Share

5. Perpisahan

“Loh, Arlan, kamu gak ke kantor?” 

Mendengar suara Kinara, Arlan sontak menoleh. “Hari ini aku kerja di rumah aja,” jawabnya seraya menatap layar laptopnya kembali.

“Mumpung kamu di sini, tolong antar Shena pulang, ya.”

Arlan sontak menghentikan aktivitasnya, matanya beralih menatap Kinara kembali. “Pulang?” Kinara mengangguk cepat sebagai jawaban. “Ke kampung?” tanya Arlan lagi dan diangguki oleh Kinara. “Dia bisa pulang sendiri, ‘kan? Kasih aja uang buat ongkosnya.”

“Gak bisa gitu dong. Kamu kan calon suaminya, kamu yang antar dong. Sekalian pendekatan sama ayahnya, alias calon mertua kamu.” Kinara terkekeh kecil di akhir kalimatnya.

“Aku udah bilang kalau aku gak mau dijodohkan sama dia, kenapa Mama terus maksa gitu?” tanya Arlan, “sebenarnya apa alasan Mama terus bersikeras agar perjodohan tetap berlanjut?”

“Mama berhutang nyawa dengannya,” jawab Kinara. Arlan memasang raut tanyanya. “Pak Niko. Lagipula, setelah mama mengenal Shena, entah kenapa mama langsung kagum sama dia. Perhatian, penyayang, penyabar, rajin, pintar, tentunya cantik juga, dan masih banyak lagi keunggulan yang dia miliki. 

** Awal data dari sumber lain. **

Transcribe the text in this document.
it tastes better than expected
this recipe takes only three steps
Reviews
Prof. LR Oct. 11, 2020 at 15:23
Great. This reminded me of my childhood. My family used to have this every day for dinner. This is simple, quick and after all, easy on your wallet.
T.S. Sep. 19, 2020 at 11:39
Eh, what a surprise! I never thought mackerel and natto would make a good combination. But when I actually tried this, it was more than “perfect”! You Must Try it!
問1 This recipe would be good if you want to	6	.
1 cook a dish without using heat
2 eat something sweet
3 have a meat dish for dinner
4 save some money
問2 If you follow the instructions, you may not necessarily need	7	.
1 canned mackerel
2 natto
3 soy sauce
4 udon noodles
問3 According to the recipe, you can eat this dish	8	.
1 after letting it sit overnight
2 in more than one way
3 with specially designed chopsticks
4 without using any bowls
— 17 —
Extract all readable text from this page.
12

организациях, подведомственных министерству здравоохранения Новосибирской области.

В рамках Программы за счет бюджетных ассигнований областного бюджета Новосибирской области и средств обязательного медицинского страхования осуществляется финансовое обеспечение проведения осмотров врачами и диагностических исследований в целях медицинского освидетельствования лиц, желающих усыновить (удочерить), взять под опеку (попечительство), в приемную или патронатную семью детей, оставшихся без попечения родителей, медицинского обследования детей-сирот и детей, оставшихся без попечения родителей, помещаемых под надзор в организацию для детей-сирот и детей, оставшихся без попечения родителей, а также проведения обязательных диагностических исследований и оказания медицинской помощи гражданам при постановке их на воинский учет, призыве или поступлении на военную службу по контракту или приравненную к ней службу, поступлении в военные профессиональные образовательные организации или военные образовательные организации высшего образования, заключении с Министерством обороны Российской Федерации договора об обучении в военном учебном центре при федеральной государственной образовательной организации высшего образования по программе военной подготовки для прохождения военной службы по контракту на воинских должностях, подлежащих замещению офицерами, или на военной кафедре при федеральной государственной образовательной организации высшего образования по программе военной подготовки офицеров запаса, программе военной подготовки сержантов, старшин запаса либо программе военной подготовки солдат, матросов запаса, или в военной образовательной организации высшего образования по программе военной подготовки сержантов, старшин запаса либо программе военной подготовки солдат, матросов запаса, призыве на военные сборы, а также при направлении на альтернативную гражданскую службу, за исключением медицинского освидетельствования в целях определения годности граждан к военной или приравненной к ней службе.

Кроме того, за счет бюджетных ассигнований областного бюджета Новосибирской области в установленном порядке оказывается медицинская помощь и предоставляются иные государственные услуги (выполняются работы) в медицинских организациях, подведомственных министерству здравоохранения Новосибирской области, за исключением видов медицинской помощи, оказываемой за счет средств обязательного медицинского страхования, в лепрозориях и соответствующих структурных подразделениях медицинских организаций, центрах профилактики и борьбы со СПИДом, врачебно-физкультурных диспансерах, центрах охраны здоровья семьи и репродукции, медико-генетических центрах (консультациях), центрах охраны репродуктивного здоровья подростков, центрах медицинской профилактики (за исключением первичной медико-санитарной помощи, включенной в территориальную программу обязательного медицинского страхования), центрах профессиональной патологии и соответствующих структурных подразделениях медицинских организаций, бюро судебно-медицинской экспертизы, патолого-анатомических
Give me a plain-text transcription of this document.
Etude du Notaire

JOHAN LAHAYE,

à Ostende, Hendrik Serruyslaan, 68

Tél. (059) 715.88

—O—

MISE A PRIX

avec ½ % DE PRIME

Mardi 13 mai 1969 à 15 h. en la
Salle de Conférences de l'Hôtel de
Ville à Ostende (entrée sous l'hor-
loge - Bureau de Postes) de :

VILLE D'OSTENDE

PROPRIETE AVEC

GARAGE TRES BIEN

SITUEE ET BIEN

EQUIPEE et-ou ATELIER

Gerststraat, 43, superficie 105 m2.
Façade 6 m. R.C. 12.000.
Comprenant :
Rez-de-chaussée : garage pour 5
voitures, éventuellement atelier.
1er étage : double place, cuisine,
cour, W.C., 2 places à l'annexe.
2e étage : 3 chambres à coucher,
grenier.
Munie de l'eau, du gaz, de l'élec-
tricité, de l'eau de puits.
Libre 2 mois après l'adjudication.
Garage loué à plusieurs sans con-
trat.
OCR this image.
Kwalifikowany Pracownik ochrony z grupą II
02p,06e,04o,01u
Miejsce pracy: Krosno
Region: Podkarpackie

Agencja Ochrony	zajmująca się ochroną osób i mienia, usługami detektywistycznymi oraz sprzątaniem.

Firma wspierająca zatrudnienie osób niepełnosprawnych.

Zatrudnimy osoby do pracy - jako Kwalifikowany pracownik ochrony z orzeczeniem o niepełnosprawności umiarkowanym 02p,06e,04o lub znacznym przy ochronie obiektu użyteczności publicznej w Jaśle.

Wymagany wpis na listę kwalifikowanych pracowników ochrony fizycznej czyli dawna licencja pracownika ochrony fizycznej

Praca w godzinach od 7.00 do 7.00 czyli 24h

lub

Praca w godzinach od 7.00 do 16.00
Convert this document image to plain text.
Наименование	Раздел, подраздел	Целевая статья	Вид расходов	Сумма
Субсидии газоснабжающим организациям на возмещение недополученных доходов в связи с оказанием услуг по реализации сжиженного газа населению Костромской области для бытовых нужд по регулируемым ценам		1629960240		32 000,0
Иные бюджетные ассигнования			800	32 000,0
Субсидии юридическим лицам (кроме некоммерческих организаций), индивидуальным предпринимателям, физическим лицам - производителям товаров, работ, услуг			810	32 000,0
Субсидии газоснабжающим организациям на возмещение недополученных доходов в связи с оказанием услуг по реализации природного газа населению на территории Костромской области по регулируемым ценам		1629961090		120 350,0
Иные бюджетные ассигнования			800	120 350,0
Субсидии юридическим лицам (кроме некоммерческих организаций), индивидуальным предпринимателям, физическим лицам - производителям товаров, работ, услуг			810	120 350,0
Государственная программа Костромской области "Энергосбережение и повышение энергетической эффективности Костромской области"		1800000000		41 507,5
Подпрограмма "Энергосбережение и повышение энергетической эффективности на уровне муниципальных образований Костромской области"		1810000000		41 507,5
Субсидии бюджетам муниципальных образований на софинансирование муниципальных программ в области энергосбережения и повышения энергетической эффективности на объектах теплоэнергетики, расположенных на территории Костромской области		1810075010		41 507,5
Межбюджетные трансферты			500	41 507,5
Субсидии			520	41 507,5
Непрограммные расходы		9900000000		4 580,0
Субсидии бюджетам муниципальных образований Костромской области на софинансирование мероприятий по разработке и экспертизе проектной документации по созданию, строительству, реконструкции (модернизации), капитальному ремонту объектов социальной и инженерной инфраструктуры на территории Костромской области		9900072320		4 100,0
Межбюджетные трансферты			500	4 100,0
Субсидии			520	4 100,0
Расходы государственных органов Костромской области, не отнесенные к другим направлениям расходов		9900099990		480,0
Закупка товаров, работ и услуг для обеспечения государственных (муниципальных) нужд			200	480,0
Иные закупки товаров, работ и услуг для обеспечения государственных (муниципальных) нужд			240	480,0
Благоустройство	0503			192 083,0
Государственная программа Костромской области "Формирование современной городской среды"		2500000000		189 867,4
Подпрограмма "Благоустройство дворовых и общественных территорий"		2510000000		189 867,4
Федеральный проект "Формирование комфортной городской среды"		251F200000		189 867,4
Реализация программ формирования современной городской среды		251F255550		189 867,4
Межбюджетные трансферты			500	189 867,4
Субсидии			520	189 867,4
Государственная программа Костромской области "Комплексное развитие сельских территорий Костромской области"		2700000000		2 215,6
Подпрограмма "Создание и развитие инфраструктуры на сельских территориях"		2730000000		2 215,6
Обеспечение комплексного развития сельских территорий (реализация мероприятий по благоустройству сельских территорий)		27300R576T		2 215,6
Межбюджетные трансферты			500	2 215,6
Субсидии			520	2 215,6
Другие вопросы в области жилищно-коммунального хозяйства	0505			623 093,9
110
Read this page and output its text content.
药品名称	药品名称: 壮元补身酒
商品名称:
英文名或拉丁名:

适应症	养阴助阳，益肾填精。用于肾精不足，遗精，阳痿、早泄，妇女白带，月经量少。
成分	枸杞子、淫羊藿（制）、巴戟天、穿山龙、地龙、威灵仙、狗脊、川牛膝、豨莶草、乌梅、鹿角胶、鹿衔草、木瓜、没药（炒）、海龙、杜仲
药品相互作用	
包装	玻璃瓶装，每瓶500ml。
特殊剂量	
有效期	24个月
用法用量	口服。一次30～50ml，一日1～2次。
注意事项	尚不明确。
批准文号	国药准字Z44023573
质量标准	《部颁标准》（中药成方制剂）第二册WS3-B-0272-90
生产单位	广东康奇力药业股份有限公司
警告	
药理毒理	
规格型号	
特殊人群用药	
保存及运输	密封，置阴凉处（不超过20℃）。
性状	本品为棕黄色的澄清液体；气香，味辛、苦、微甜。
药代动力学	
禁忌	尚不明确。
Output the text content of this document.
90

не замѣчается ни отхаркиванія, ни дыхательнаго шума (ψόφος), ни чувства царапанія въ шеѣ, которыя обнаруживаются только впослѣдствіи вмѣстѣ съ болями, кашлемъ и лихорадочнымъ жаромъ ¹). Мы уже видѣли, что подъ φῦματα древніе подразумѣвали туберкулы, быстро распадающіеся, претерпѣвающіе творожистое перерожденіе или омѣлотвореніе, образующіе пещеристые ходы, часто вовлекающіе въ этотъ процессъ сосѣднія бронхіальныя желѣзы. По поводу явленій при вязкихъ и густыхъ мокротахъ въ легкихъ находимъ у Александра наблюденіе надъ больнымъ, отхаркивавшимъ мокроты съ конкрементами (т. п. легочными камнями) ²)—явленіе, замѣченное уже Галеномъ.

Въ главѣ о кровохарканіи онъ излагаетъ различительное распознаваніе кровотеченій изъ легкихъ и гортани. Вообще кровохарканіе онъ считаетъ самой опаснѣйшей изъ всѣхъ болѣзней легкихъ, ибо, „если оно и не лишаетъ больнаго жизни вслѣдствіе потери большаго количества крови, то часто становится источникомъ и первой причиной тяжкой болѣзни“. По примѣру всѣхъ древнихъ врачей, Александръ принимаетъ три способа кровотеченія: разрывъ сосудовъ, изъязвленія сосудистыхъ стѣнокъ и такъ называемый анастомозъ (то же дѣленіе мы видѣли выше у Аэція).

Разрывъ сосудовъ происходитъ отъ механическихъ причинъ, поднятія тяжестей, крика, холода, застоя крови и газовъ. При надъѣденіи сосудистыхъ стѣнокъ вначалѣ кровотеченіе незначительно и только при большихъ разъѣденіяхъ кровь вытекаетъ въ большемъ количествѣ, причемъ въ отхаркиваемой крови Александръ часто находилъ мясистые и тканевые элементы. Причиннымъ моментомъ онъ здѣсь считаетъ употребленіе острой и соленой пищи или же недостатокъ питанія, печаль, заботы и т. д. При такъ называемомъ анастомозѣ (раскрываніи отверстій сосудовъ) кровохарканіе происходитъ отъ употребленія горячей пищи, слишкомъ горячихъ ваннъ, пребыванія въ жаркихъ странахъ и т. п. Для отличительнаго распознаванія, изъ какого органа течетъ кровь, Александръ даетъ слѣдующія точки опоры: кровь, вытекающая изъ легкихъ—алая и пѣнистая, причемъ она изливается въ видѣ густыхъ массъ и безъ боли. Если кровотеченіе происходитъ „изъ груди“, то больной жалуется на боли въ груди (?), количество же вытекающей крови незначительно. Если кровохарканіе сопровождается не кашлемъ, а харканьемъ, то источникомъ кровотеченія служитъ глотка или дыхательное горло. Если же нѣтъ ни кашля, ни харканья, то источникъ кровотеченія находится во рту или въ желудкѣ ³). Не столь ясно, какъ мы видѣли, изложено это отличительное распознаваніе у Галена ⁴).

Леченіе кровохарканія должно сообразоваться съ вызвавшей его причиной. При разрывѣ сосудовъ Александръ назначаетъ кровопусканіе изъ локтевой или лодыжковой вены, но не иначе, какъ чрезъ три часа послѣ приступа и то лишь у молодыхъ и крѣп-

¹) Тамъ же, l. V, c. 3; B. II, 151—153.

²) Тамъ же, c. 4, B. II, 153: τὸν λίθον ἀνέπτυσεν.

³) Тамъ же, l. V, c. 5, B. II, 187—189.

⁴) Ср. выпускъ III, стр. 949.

“Ingat, Arlan, mencari seorang istri jangan cuma cari yang cantiknya aja. Namun, juga harus punya kelebihan yang lainnya, yaitu mengurus rumah dan mengurus suami. Kalau cuma cantik tapi gak bisa urus kedua poin utama itu, percuma kamu jadiin dia istri. Dan mama lihat semua kemampuan itu ada di Shena.

“Pilihan mama gak akan salah. Ini juga demi kebaikan kamu, biar kamu gak salah pilih calon istri.”

Embusan napas berat terdengar dari Arlan. Dia menutup laptopnya dan menatap Kinara dengan teduh. “Tapi, aku gak cinta, Ma.”

“Bukan ‘gak’, tapi ‘belum’,” balas Kinara meralat ucapan Arlan. Arlan pun lagi-lagi hanya bisa mengembuskan napas lelahnya. “Setelah kamu benar-benar mengenalnya, kamu baru akan sadar seberapa berartinya Shena di hidup kamu.”

“Ma.” Merasa terpanggil, Kinara sontak menoleh ke sumber suara. Shena baru saja keluar dari kamar dengan tas gendong di belakangnya, dia berjalan ke arah Kinara dengan senyum simpulnya. “Ma, aku pamit pulang dulu, ya.”

“Shena, pulang sama Arlan, ya,” ucap Kinara. Shena sontak menoleh ke arah Arlan yang juga sedang menatap ke arahnya.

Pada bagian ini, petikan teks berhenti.